User impersonation (doAs)

You can use user impersonation to access data in an HDFS cluster from Vertica.

You can use user impersonation to access data in an HDFS cluster from Vertica. This approach is called "doAs" (for "do as") because Vertica uses a single proxy user on behalf of another (Hadoop) user. The impersonated Hadoop user does not need to also be a Vertica user.

In the following illustration, Alice is a Hadoop user but not a Vertica user. She connects to Vertica as the proxy user, vertica-etl. In her session, Vertica obtains a delegation token (DT) on behalf of the doAs user (Alice), and uses that delegation token to access HDFS.

You can use doAs with or without Kerberos, so long as HDFS and Vertica match. If HDFS uses Kerberos then Vertica must too.

User configuration

The Hadoop administrator must create a proxy user and allow it to access HDFS on behalf of other users. Set values in core-site.xml as in the following example:

<name>hadoop.proxyuser.vertica-etl.users</name>
<value>*</value>
<name>hadoop.proxyuser.vertica-etl.hosts</name>
<value>*</value>

In Vertica, create a corresponding user.

Session configuration

To make requests on behalf of a Hadoop user, first set the HadoopImpersonationConfig session parameter to specify the user and HDFS cluster. Vertica will access HDFS as that user until the session ends or you change the parameter.

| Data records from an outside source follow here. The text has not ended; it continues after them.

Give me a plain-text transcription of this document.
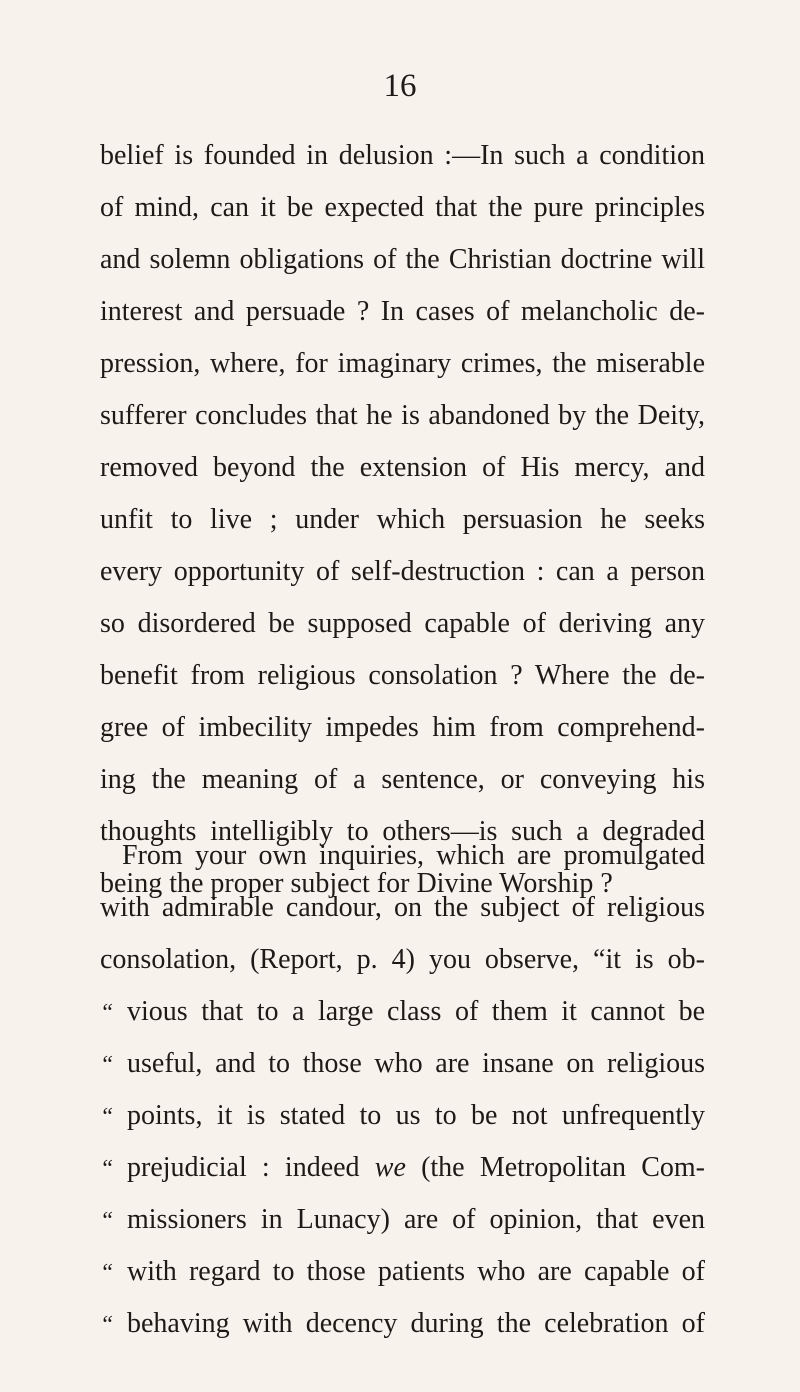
16
belief is founded in delusion :—In such a condition
of mind, can it be expected that the pure principles
and solemn obligations of the Christian doctrine will
interest and persuade ? In cases of melancholic de-
pression, where, for imaginary crimes, the miserable
sufferer concludes that he is abandoned by the Deity,
removed beyond the extension of His mercy, and
unfit to live ; under which persuasion he seeks
every opportunity of self-destruction : can a person
so disordered be supposed capable of deriving any
benefit from religious consolation ? Where the de-
gree of imbecility impedes him from comprehend-
ing the meaning of a sentence, or conveying his
thoughts intelligibly to others—is such a degraded
being the proper subject for Divine Worship ?
From your own inquiries, which are promulgated
with admirable candour, on the subject of religious
consolation, (Report, p. 4) you observe, “it is ob-
“ vious that to a large class of them it cannot be
“ useful, and to those who are insane on religious
“ points, it is stated to us to be not unfrequently
“ prejudicial : indeed we (the Metropolitan Com-
“ missioners in Lunacy) are of opinion, that even
“ with regard to those patients who are capable of
“ behaving with decency during the celebration of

The value of this session parameter is a collection of JSON objects. Each object specifies an HDFS cluster and a Hadoop user. For the cluster, you can specify either a name service or an individual name node. If you are using HA name node, then you must either use a name service or specify all name nodes. HadoopImpersonationConfig format describes the full JSON syntax.

The following example shows access on behalf of two different users. The users "stephanie" and "bob" are Hadoop users, not Vertica users. "vertica-etl" is a Vertica user.


$ vsql -U vertica-etl

=> ALTER SESSION SET
   HadoopImpersonationConfig = '[{"nameservice":"hadoopNS", "doAs":"stephanie"}]';
=> COPY nation FROM 'webhdfs:///user/stephanie/nation.dat';

=> ALTER SESSION SET
   HadoopImpersonationConfig = '[{"nameservice":"hadoopNS", "doAs":"bob"}, {"authority":"hadoop2:50070", "doAs":"rob"}]';
=> COPY nation FROM 'webhdfs:///user/bob/nation.dat';

Vertica uses Hadoop delegation tokens, obtained from the name node, to impersonate Hadoop users. In a long-running session, a token could expire. Vertica attempts to renew tokens automatically; see Token expiration.

Testing the configuration

You can use the HADOOP_IMPERSONATION_CONFIG_CHECK function to test your HDFS delegation tokens and HCATALOGCONNECTOR_CONFIG_CHECK to test your HCatalog Connector delegation token.